I have implemented few IPsec connections between our main office and remote branches.
Everything as usual Site-to-Site VPN, pure IPsec, policy indicating which sources to which destinations do encrypt with specific proposal.
Unfortunately when router itself tries to access remote network, it can’t recognize which source IP address to use.
Thus in order to make a simple ping from the router on one side to the host on another side it forms the IP packet, where uses its public IP address as source, giving no chance to go through the IPsec tunnel.
We have few services where our remote routers need to have access and I do not want use NAT to allow this.
Maybe there is some workaround or option that I have not considered before?
Use the “src-address=” option when you tell the router to ping across the tunnel with what source address you wish for it to use. Otherwise it will choose the preferred source of the default route with the least amount of weight.
What services are you looking for to use across the tunnel within the router? Not all, but several of them do allow you to specify a source address. If not, then you need to use NAT.
Thank you for reply.
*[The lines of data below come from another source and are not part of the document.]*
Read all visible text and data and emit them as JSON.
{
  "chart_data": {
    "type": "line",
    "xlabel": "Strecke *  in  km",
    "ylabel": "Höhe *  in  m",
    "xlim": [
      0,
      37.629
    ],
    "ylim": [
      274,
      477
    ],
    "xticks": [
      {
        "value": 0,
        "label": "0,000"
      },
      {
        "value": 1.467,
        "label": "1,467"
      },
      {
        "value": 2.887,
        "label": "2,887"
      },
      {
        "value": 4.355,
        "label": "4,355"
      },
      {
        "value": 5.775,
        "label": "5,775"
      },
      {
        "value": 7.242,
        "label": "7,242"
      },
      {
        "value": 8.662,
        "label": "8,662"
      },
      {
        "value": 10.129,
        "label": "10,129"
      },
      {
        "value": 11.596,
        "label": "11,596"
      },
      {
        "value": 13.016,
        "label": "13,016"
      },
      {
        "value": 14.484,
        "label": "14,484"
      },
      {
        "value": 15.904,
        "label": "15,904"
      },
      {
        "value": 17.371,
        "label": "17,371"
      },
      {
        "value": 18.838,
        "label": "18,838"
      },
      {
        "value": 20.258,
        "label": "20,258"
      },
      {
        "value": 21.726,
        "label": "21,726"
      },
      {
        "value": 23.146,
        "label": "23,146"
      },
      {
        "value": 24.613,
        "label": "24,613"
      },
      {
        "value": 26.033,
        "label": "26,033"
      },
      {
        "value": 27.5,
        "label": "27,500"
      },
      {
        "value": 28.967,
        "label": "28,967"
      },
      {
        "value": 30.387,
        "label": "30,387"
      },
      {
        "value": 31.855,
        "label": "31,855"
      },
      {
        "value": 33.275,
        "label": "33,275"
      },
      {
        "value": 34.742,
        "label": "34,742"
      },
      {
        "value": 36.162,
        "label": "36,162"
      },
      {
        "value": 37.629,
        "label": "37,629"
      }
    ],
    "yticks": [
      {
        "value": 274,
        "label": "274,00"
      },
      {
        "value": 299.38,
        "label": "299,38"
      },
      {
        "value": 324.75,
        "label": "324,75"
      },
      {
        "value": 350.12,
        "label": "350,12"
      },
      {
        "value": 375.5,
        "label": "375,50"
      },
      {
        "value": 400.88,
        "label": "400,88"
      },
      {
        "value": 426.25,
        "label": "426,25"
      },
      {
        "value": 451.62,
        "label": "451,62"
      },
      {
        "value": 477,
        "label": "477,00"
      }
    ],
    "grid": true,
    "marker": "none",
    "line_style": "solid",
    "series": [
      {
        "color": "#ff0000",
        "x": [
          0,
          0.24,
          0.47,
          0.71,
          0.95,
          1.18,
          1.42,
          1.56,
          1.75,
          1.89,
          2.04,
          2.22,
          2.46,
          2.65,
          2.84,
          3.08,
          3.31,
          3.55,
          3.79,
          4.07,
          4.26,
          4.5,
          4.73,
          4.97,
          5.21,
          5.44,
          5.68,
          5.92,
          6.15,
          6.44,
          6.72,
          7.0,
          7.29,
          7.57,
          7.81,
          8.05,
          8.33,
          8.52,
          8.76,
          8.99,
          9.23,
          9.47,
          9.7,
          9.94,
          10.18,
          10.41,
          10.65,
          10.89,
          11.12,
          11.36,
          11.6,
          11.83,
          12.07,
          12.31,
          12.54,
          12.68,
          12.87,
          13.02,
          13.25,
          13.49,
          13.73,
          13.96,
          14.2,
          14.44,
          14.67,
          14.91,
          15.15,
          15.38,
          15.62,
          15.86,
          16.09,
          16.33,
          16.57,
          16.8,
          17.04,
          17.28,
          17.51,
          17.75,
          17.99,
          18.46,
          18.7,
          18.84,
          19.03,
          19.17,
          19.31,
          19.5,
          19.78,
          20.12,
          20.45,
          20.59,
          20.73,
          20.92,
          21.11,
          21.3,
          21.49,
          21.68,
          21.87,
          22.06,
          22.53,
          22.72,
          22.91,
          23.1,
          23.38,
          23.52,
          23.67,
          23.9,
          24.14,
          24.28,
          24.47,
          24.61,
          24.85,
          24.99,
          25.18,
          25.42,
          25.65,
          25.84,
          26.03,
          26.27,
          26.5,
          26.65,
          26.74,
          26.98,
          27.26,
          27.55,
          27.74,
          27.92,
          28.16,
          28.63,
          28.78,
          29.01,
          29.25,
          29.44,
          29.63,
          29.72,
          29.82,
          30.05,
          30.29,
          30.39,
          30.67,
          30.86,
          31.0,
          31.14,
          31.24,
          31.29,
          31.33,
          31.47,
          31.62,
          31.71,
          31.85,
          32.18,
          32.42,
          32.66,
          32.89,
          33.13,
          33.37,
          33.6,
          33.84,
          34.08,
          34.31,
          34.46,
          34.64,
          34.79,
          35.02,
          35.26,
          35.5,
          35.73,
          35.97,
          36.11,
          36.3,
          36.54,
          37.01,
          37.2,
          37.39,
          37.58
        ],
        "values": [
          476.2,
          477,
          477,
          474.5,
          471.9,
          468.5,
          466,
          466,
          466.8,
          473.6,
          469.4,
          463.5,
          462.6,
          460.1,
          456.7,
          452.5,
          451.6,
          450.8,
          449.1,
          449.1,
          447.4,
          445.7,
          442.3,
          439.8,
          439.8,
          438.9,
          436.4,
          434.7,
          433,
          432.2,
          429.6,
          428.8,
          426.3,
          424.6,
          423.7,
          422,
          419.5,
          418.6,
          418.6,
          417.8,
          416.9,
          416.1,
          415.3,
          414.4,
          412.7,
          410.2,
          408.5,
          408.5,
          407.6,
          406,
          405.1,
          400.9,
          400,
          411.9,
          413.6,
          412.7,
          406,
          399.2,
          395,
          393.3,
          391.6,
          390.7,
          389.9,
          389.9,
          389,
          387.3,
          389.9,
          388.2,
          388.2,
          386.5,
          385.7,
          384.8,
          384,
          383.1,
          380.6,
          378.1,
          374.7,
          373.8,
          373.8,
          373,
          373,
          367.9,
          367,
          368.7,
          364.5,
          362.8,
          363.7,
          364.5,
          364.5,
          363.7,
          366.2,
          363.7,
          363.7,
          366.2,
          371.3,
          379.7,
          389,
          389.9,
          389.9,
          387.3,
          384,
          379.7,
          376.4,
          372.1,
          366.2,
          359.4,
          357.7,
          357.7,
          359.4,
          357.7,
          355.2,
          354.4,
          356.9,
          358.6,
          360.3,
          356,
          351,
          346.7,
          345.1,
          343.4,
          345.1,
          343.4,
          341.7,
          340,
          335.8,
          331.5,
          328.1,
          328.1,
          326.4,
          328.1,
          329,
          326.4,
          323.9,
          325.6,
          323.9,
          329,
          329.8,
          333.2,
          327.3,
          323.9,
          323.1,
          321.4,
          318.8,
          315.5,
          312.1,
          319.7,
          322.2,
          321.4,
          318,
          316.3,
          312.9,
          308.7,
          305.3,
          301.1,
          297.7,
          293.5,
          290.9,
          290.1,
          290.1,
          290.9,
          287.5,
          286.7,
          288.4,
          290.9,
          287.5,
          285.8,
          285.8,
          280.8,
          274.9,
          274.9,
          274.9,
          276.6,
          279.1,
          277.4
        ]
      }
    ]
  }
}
Somehow I did not think about this option in services, but successfully tested it in Ping.
I need DNS, Radius and DHCP for the moment.
For RADIUS I see now it is possible to set Src. IP.
What shall I do for DHCP relay? And what shall I do for DNS?
I have tried NAT, unfortunately it did not work. As I’ve understood from the packet flow, NAT is after IPsec.
You can try Local Address for DHCP relay. I don’t use DHCP-Relay so I am not sure on that one, but what I would do is setup torch on that interface to watch the traffic leave and determine what the traffic is being sent out as, and try to modify it via source NAT. The same thing for DNS requests from the router.
If this doesn’t get you to where you want to be, the next step in my mind would be to create another IPSec policy that would specifically match the public interface of the Mirotik and where it is trying to reach, instead of just the internal LAN network.